Thursday, November 29, 2007

Extension

3 hours processing data, 3 hours writing, 1 hour reading, page count = 208

I continue to make good progress, but I'll need a couple of extra days to complete a full draft. Having informed my committee, I'm now aiming for this Sunday, December 2nd.

Today I worked on the chapter on La Violencia, incorporating data from my fieldwork in Antioquia. There's a lot of good stuff there, and it's flowing pretty easily to incorporate it into the text.
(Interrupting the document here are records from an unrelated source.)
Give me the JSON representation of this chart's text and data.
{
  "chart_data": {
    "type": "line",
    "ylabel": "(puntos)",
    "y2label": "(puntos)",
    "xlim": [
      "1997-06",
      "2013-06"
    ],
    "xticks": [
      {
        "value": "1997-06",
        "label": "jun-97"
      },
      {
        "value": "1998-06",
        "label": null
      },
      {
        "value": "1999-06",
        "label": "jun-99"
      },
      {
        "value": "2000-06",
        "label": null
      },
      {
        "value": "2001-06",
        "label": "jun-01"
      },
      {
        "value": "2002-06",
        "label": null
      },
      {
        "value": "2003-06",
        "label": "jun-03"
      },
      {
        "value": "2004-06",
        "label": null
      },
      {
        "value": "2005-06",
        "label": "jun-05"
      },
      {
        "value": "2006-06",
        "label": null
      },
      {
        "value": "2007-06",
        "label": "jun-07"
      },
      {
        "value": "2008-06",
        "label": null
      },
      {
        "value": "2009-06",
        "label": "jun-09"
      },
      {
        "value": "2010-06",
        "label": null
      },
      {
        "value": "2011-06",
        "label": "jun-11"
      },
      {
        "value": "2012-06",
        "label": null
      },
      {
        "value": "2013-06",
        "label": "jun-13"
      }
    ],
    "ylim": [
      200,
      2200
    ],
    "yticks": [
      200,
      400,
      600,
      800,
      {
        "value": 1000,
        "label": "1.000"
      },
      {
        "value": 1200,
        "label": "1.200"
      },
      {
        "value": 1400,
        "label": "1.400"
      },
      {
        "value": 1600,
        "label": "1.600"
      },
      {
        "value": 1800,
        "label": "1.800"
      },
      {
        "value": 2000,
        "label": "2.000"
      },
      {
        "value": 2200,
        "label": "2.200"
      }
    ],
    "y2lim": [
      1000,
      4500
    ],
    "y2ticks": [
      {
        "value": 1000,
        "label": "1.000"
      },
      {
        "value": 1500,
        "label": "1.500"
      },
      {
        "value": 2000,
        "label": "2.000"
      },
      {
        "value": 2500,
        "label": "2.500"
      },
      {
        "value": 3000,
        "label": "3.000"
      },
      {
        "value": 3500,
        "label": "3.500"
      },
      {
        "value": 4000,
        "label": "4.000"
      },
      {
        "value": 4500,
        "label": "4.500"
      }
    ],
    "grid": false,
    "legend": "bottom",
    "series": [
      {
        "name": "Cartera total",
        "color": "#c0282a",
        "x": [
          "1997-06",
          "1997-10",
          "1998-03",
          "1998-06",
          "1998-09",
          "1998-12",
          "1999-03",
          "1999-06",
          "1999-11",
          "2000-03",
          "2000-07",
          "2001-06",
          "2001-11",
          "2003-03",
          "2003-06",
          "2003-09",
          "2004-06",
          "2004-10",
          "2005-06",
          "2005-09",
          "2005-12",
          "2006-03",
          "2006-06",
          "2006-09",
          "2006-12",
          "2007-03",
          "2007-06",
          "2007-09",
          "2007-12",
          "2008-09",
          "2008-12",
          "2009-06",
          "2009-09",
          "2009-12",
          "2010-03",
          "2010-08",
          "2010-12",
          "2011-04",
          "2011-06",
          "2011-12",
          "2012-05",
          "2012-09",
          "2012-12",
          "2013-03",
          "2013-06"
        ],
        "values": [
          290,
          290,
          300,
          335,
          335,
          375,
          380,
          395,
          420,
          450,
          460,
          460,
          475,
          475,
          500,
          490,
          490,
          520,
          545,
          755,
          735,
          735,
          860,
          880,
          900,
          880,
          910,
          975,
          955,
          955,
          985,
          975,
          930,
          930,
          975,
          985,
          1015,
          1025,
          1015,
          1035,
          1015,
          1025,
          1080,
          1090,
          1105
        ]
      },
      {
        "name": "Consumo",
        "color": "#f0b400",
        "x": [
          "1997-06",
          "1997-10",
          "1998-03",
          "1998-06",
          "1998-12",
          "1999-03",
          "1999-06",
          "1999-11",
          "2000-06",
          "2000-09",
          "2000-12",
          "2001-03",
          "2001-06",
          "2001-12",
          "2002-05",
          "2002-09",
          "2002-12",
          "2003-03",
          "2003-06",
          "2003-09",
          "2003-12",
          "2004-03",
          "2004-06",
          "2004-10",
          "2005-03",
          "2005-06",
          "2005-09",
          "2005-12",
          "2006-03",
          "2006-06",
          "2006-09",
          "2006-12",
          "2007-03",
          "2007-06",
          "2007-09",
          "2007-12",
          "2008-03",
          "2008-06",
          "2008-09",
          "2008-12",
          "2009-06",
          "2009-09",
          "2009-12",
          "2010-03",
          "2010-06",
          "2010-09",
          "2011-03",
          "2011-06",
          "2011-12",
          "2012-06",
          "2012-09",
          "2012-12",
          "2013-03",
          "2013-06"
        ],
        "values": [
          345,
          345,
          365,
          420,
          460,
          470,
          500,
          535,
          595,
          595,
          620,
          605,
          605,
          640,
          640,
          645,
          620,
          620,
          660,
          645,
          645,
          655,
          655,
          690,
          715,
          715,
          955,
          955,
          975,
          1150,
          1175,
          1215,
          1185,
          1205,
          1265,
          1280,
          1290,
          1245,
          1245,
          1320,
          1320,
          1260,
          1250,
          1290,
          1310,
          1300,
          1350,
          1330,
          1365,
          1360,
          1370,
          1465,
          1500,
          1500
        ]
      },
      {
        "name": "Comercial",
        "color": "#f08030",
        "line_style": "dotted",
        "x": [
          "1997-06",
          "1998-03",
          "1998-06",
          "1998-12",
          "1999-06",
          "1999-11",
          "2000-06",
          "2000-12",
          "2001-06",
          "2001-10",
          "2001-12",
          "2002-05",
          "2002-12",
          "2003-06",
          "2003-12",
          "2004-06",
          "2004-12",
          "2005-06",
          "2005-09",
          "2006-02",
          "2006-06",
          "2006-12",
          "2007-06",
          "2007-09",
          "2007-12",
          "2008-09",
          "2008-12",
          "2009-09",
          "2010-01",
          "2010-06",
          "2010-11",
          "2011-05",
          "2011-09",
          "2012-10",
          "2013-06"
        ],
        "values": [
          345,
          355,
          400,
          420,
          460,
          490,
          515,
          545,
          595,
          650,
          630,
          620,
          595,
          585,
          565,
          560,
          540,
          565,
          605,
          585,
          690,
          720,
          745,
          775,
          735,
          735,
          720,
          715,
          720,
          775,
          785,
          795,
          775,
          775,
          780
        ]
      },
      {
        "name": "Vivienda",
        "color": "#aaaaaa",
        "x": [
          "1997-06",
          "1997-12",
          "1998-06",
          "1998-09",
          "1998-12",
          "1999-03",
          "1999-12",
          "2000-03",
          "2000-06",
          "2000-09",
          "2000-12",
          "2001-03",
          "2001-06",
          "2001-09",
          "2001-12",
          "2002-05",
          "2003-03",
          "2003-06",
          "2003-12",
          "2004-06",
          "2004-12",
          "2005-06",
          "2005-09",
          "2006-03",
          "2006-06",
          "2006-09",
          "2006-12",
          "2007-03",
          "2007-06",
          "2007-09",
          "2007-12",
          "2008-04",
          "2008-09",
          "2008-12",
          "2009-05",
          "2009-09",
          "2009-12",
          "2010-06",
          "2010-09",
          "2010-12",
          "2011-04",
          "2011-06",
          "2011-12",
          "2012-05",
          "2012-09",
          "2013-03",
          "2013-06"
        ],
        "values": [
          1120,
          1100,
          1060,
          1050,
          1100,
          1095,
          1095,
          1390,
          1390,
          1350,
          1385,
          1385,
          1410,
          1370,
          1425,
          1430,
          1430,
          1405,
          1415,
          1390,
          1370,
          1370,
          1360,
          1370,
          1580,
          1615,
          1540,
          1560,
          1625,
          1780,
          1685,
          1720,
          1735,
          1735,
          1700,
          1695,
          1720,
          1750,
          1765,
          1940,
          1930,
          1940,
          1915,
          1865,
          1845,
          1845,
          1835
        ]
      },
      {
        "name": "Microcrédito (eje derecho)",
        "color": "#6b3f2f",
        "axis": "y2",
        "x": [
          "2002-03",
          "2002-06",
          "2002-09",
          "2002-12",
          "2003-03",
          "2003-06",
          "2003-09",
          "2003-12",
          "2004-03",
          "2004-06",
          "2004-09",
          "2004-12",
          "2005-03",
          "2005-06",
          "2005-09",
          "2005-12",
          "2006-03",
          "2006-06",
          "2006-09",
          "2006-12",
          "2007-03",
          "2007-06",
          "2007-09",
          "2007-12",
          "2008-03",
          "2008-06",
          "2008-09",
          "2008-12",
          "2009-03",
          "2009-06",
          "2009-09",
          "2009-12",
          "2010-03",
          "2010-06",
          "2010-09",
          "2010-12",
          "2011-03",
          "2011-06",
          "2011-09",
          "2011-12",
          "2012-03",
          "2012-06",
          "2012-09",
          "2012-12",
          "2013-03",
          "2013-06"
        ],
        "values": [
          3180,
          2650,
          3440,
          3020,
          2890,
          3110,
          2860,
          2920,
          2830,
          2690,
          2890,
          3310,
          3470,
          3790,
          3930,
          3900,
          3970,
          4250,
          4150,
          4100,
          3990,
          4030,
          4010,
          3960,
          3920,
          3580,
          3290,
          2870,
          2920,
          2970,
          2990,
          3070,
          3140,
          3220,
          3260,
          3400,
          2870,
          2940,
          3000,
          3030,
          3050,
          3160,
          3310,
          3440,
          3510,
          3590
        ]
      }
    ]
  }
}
I also read a couple of pieces relating to Mexico in anticipation of working on the "in comparative perspective" chapter over the weekend. One of the sources made a strong argument that Mexico, Argentina, and Colombia all went broadly similar process of nation-state development starting in 1880 - conveniently the start of the critical juncture of security-force configuration that I identify in the dissertation. Handy! It sure is nice when new sources confirm your arguments.

Onward tomorrow!

2 comments:

Unknown said...

Way to go! Your focus and dedication are really inspiring me. I've been neglecting my proposal and dodging my adviser (who is conveniently finishing a book and can't chase me around :)

Serving as monitor has really reinforced the necessity of deadlines (or at least pledges to one's committee). You're taking a slight extension, but it will allow you to finish your first draft - which will be a great sense of completion.

It also sounds like you have renewed enthusiasm for the work. Write, write, write without self-criticism. You're at a great point where things can be changed and adapted in the future, but you still the satisfaction of reaching a (tentative) end!

Chris said...

Thanks, Jules! That's definitely been the main lesson for me of these six months, is to just get the words down on paper. I was once told that the two main things I would learn in grad school are what not to read and how to write badly. The latter really means giving up the fixation, cultivated in undergrad, with making a semester's term paper perfect, because it's an end product. In grad school, it's just the beginning: articles are constantly revised before and after submission, dissertations go through multiple drafts, books are negotiated with publishers: the important thing is to get it out there and to keep moving forward.

I'm glad to hear you're doing so as well!